Méthanisation agricole : « Nous avons embauché trois salariés pour organiser les rotations. » – Réussir

En démarrant le projet, Grégoire Omont, agriculteur dans l’Oise, savait que le méthaniseur lui volerait du temps. Mais peut-être pas autant. D’une capacité de 400 Nm3/h, le site a été mis en service début 2021. « De 2018 à 2021, on y travaillait beaucoup mais avec des horaires cadrés, relate-t-il. Maintenant, le méthaniseur fonctionne 24 heures/24 avec la pression d’un chiffre d’affaires de 400 €/h ! En cas d’incident, on y va quelle que soit l’heure et on reste tant qu’il n’a pas redémarré. » Après un premier semestre infernal à trois réveils par nuit, divers soucis techniques ont été réglés. Les trois associés sont plus sereins. Leurs salariés aussi.
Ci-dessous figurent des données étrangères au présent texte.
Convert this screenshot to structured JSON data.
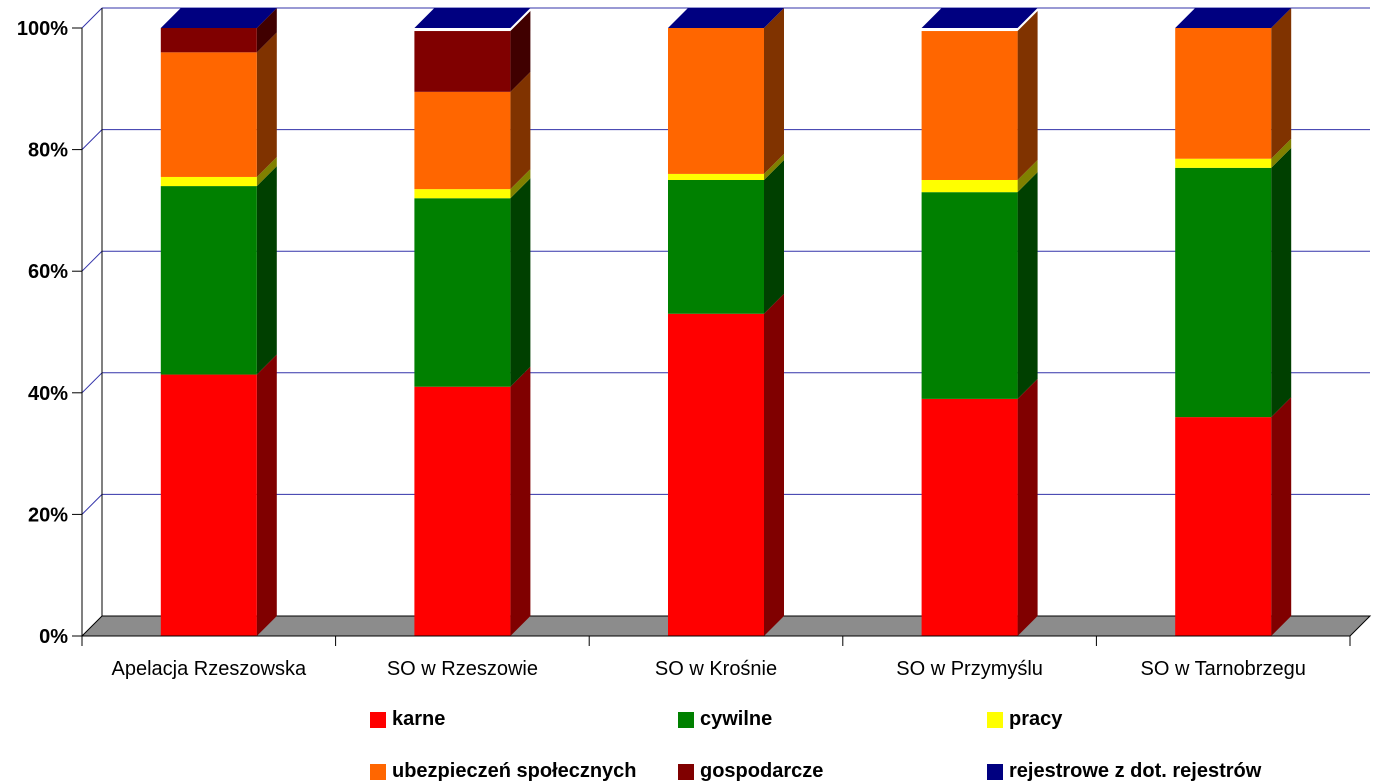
{
  "chart_data": {
    "type": "bar",
    "stacked": true,
    "percent": true,
    "three_d": true,
    "categories": [
      "Apelacja Rzeszowska",
      "SO w Rzeszowie",
      "SO w Krośnie",
      "SO w Przymyślu",
      "SO w Tarnobrzegu"
    ],
    "series": [
      {
        "name": "karne",
        "color": "#ff0000",
        "values": [
          43,
          41,
          53,
          39,
          36
        ]
      },
      {
        "name": "cywilne",
        "color": "#008000",
        "values": [
          31,
          31,
          22,
          34,
          41
        ]
      },
      {
        "name": "pracy",
        "color": "#ffff00",
        "values": [
          1.5,
          1.5,
          1,
          2,
          1.5
        ]
      },
      {
        "name": "ubezpieczeń społecznych",
        "color": "#ff6600",
        "values": [
          20.5,
          16,
          24,
          24.5,
          21.5
        ]
      },
      {
        "name": "gospodarcze",
        "color": "#800000",
        "values": [
          4,
          10,
          0,
          0,
          0
        ]
      },
      {
        "name": "rejestrowe z dot. rejestrów",
        "color": "#000080",
        "values": [
          0,
          0,
          0,
          0,
          0
        ]
      }
    ],
    "ylim": [
      0,
      100
    ],
    "yticks": [
      "0%",
      "20%",
      "40%",
      "60%",
      "80%",
      "100%"
    ],
    "grid": true,
    "legend": "bottom"
  }
}
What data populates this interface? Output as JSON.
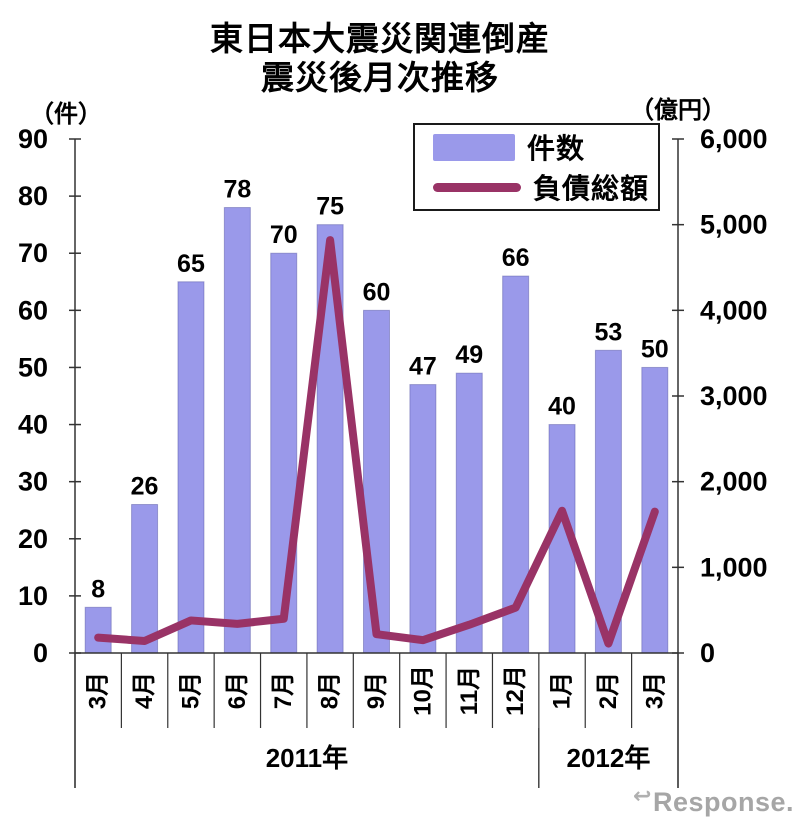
{
  "title": {
    "line1": "東日本大震災関連倒産",
    "line2": "震災後月次推移"
  },
  "legend": {
    "position": "top-right",
    "items": [
      {
        "label": "件数",
        "type": "bar",
        "color": "#9A99EA"
      },
      {
        "label": "負債総額",
        "type": "line",
        "color": "#993366"
      }
    ]
  },
  "chart_data": {
    "type": "bar+line combo",
    "title": "東日本大震災関連倒産 震災後月次推移",
    "categories": [
      "3月",
      "4月",
      "5月",
      "6月",
      "7月",
      "8月",
      "9月",
      "10月",
      "11月",
      "12月",
      "1月",
      "2月",
      "3月"
    ],
    "year_groups": [
      {
        "label": "2011年",
        "span": [
          0,
          9
        ]
      },
      {
        "label": "2012年",
        "span": [
          10,
          12
        ]
      }
    ],
    "series": [
      {
        "name": "件数",
        "type": "bar",
        "axis": "left",
        "unit": "件",
        "color": "#9A99EA",
        "values": [
          8,
          26,
          65,
          78,
          70,
          75,
          60,
          47,
          49,
          66,
          40,
          53,
          50
        ]
      },
      {
        "name": "負債総額",
        "type": "line",
        "axis": "right",
        "unit": "億円",
        "color": "#993366",
        "estimated_from_pixels": true,
        "values": [
          180,
          140,
          380,
          340,
          400,
          4820,
          220,
          150,
          330,
          530,
          1660,
          110,
          1650
        ]
      }
    ],
    "left_axis": {
      "label": "（件）",
      "range": [
        0,
        90
      ],
      "tick_step": 10,
      "tick_labels": [
        "0",
        "10",
        "20",
        "30",
        "40",
        "50",
        "60",
        "70",
        "80",
        "90"
      ]
    },
    "right_axis": {
      "label": "（億円）",
      "range": [
        0,
        6000
      ],
      "tick_step": 1000,
      "tick_labels": [
        "0",
        "1,000",
        "2,000",
        "3,000",
        "4,000",
        "5,000",
        "6,000"
      ]
    },
    "grid": false,
    "legend_position": "top-right"
  },
  "watermark": "Response."
}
Une seule embauche était prévue… Ils sont finalement trois salariés à plein temps, plus un apprenti. « Cela permet de gérer les congés et les maladies et d’organiser des rotations sur trois week-ends, explique Grégoire. Le méthaniseur tourne 7 jours/7. Il faut y passer au moins 2 heures/jour pour le charger et en faire le tour, et ce doit être fait par quelqu’un qui connaît le site. » Les astreintes de nuit sont partagées. « Nous sommes cinq à recevoir les alarmes, et nous essayons d’intervenir en binôme », reprend l’agriculteur. Au quotidien, la prévention des accidents est devenue un souci. « Sur un site industriel, on doit assurer la sécurité des salariés et des gens de passage : sous-traitants, constructeurs… » Grâce à un sentiment d’appartenance à l’entreprise, qui s’est forgé petit à petit, l’équipe salariée fonctionne bien. Les associés, eux, se voient surtout lorsqu’il faut régler un problème… « Ce n’est pas idéal », admet-il.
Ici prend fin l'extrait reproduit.